Hey Ghidra was just released, which allows decompilation/disassembly to reveal, then analyze source code.
Wow. Looks like good bye to keeping your code to yourself, I guess. . . .
It's not really that dire. Tools like Ghidra have been available for a long time now, it's just that the most competitive one, IDA, has had a solid grip on the market for some time. IDA Freeware has been available, which has very good disassembly, but limits you on more exotic processor architectures and has no decompilation. The paid version with the decompiler is 5K+ USD (I don't remember the exact number), only because there was no competitor who could challenge them on that. The benefit of Ghidra is that now people can get many of the features of IDA Pro but it's completely free and open source, and the community can improve it. It's not really bringing any tools that didn't exist before into existence.
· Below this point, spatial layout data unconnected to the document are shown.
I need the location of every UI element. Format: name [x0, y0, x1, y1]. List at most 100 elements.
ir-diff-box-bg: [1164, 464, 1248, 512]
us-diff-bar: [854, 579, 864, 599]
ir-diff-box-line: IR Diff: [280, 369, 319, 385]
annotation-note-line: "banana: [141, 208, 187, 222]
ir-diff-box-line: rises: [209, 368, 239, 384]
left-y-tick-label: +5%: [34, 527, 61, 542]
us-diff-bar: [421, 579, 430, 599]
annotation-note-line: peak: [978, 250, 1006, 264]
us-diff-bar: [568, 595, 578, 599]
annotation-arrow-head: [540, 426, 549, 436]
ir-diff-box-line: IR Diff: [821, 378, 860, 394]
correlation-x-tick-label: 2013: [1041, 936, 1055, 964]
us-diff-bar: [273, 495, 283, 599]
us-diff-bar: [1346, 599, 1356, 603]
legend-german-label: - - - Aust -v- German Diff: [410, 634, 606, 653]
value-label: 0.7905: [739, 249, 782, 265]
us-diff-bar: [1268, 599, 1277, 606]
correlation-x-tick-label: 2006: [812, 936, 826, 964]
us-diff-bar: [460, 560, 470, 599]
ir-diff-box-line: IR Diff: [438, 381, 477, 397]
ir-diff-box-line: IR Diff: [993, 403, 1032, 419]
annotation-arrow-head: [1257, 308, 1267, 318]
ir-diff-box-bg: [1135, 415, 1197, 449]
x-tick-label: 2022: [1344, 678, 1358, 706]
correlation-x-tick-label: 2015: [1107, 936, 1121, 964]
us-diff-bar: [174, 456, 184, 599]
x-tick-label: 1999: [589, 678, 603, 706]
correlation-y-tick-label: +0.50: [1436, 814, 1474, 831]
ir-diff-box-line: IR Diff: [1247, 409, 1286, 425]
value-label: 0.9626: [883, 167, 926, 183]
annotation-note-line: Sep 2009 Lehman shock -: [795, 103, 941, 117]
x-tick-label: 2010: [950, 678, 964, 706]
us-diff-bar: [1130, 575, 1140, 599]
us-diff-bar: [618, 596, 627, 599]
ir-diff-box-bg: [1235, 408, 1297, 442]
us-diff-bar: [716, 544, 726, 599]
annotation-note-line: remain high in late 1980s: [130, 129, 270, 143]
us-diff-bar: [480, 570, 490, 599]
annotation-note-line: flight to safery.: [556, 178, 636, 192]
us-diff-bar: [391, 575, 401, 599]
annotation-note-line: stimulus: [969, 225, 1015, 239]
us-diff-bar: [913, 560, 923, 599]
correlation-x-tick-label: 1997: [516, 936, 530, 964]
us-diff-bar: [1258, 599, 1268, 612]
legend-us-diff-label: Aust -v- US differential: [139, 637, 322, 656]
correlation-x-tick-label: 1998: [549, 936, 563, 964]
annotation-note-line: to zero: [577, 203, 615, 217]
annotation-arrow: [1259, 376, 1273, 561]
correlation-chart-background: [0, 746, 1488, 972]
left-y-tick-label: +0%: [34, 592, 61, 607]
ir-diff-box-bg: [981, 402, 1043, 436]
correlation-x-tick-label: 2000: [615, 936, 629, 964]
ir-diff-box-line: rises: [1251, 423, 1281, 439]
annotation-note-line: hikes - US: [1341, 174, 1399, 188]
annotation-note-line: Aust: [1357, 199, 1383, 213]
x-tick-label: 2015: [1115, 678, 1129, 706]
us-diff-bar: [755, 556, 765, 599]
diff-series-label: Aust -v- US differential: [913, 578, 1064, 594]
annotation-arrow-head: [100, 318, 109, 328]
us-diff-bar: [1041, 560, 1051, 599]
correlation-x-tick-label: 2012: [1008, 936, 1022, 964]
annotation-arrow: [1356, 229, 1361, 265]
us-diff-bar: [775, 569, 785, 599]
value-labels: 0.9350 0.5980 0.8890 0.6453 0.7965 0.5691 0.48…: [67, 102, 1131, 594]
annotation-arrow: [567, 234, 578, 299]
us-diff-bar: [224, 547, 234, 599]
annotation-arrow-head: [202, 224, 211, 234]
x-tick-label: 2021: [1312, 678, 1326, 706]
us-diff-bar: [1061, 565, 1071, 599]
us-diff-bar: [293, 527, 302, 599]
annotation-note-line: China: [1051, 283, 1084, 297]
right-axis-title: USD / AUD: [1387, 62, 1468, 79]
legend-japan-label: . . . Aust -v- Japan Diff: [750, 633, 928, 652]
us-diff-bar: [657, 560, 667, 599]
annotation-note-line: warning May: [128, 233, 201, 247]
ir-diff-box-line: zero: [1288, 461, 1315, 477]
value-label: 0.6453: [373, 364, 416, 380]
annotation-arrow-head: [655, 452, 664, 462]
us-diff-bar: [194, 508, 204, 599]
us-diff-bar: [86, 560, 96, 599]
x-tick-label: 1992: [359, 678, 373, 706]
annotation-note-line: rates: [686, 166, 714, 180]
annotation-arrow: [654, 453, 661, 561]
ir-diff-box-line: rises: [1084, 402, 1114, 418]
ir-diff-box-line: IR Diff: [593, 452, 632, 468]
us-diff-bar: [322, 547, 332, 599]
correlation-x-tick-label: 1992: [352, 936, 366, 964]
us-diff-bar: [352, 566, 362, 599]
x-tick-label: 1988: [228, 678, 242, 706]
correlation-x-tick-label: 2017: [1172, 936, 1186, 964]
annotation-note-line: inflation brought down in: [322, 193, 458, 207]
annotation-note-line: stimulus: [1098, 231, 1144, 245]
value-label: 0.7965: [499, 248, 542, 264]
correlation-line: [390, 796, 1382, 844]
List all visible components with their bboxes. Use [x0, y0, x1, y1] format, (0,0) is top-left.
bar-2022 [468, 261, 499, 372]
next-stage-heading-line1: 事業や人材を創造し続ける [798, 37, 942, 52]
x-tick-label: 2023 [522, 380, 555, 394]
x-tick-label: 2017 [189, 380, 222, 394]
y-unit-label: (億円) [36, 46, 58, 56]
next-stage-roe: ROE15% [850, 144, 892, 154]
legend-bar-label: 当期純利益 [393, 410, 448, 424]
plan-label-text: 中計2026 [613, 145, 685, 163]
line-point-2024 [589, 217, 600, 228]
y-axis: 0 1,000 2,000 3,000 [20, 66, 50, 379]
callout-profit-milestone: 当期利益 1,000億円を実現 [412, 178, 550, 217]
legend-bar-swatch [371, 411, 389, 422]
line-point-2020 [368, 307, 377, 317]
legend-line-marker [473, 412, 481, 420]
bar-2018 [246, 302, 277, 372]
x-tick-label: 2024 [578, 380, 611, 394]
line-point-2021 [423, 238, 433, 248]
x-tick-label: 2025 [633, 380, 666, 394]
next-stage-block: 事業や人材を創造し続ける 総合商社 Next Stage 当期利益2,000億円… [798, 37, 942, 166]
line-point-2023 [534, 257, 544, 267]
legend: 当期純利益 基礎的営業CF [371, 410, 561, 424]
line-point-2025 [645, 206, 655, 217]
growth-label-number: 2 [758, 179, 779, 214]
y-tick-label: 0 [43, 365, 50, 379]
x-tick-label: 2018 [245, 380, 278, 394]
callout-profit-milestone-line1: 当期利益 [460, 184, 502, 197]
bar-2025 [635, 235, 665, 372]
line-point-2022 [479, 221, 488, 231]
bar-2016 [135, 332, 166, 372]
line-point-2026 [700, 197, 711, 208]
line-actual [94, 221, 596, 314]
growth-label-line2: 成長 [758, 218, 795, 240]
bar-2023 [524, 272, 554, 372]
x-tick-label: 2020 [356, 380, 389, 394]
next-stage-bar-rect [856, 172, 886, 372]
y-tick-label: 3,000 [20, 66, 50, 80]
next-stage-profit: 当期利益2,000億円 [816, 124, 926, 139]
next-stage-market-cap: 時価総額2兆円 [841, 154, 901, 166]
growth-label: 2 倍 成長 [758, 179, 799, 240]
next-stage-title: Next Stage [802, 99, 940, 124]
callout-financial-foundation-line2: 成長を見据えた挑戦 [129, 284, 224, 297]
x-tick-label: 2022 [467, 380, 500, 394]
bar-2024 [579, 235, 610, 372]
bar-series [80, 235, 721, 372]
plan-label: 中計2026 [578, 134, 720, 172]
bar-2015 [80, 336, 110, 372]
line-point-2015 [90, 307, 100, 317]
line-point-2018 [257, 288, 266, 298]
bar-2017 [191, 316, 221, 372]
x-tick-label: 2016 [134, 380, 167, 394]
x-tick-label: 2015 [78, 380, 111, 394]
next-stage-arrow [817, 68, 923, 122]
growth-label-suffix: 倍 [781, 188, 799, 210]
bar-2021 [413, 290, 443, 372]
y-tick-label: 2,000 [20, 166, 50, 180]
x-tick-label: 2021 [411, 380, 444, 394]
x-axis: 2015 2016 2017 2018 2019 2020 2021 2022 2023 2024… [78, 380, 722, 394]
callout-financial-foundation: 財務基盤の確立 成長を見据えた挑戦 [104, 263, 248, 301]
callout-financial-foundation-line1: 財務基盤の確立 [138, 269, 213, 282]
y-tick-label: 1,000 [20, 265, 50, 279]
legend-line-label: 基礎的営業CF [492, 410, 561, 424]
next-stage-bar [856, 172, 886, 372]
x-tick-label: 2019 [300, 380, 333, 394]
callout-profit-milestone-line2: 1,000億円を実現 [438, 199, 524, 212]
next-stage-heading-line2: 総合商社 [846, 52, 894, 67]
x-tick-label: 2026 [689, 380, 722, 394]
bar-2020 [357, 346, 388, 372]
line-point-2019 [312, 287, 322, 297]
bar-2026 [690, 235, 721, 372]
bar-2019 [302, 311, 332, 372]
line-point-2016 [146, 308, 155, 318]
You also have to consider that, at least for fully ahead of time compiled languages like c++, much of the information in source is lost discarded during compilation, so even with a good decompiler you'll end up with a jumbled mess of code that'll need someone skilled to spend some time discerning what it does and cleaning it up. For something like C# there is much more information in a binary, and without an obfuscator you can get really nice decompiled code with free tools that existed before Ghidra. Using an Obfuscator or maybe figuring out a way to completely ahead of time compile the game before releasing it would probably be the best defense against reverse engineering from what I understand. Of course it won't stop the most determined of people, but it'll raise the bar on skill needed to do so and make it much more time consuming.